Cannes 2022

dimanche 20 mars 2022

Notre-Dame brûle : Annaud alchimiste de génie

Notre-Dame brûle Jean-Jacques Annaud CINEBLOGYWOOD


En salles : En ce premier jour du Printemps du cinéma (4€ la séance jusqu'à mardi), je suis allé voir Notre-Dame brûle dans une salle Imax. Immersion totale, salle conquise. Et pompiers en prime.

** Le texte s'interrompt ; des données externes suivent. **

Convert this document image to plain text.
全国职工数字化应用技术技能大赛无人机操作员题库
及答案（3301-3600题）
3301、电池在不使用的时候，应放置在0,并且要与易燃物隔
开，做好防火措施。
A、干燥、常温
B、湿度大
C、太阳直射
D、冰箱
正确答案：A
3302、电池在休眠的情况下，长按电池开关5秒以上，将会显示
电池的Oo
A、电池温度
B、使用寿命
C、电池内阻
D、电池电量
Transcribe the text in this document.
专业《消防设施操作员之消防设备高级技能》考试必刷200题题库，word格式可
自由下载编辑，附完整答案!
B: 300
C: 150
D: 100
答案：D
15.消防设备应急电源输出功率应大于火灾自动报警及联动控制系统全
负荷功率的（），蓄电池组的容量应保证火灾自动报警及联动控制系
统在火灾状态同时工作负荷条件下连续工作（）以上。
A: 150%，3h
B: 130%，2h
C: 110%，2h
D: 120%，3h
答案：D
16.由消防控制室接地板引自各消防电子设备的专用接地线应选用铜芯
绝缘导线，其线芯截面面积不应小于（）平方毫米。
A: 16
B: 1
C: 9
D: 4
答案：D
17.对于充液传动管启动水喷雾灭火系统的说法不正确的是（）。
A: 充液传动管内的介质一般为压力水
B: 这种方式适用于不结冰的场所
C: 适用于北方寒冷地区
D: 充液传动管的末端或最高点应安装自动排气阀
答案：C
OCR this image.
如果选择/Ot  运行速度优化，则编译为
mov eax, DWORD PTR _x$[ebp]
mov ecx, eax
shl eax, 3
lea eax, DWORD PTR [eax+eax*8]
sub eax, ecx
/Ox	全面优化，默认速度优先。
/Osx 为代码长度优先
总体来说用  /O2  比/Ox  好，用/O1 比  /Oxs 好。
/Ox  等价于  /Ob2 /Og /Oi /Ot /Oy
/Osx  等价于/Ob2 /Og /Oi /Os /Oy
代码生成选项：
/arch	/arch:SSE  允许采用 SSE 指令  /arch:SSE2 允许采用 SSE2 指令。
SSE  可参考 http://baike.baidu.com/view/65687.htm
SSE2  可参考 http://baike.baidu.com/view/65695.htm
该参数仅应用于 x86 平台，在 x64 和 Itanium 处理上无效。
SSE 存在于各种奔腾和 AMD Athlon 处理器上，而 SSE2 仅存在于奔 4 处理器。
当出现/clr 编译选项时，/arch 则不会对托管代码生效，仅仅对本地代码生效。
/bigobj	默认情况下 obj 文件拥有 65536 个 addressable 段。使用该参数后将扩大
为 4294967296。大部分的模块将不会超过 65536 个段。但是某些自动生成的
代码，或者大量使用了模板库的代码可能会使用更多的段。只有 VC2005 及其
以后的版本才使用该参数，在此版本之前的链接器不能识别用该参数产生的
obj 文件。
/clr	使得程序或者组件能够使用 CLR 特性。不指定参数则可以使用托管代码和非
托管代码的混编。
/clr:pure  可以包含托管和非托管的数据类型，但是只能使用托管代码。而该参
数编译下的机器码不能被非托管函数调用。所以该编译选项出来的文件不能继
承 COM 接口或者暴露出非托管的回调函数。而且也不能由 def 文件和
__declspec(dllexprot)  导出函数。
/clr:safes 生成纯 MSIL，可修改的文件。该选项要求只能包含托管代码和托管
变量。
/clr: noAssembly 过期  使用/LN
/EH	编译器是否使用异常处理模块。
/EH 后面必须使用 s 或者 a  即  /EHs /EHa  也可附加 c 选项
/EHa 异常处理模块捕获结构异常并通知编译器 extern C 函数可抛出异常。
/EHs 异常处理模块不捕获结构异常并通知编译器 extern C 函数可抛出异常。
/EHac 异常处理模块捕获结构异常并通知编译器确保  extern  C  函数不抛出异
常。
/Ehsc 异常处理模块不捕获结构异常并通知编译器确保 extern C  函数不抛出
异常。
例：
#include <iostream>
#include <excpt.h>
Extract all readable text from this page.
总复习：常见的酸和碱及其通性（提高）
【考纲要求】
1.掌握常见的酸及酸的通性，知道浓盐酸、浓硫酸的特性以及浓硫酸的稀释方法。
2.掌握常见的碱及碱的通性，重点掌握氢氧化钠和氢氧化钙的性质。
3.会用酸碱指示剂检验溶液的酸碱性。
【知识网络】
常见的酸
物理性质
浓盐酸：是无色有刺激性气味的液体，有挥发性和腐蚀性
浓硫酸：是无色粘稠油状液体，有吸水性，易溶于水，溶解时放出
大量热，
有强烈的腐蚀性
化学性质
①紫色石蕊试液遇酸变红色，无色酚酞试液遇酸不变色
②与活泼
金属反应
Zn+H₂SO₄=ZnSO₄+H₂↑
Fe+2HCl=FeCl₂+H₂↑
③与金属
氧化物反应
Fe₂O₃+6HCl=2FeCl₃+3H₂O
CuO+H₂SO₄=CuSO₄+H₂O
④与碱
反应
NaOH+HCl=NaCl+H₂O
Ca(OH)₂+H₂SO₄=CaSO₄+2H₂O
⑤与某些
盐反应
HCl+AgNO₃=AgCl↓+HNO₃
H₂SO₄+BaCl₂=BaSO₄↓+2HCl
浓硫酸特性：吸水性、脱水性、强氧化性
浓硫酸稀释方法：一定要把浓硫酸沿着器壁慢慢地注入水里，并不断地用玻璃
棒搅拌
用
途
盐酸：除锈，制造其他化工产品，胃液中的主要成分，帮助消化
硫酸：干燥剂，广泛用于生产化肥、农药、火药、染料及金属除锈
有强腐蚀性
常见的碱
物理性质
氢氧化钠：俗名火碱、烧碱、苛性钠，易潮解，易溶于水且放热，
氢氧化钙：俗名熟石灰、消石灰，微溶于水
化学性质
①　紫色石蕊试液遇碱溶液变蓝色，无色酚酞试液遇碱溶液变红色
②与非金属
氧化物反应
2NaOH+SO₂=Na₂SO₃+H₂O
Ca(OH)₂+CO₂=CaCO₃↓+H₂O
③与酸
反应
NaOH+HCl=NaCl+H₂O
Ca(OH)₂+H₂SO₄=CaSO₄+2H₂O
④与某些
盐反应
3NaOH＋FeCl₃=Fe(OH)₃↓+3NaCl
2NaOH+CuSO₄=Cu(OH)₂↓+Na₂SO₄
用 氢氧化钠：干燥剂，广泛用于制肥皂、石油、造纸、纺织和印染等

Tel un alchimiste de génie,  Jean-Jacques Annaud a réussi à mêler images d'actualité et reconstitution soignée pour nous plonger au coeur du brasier et de l'opération de sauvetage menée par les Pompiers de Paris. Le premier quart d'heure met en place les personnages, pose le décor et évoque quelques causes probables de l'incendie, mégot, étincelle d'un outil sur le chantier de rénovation... A partir du moment où l'alarme résonne, le rythme devient haletant. On assite à l'incroyable enchaînement de circonstances qui a retardé l'intervention des soldats du feu et qui aurait pu aboutir à la destruction totale de la cathédrale. Le public a l'impression d'être pris dans le chaos qui s'est abattu sur Paris avant de se joindre aux pompiers partis affronter le feu avec des moyens qui semblent dérisoires.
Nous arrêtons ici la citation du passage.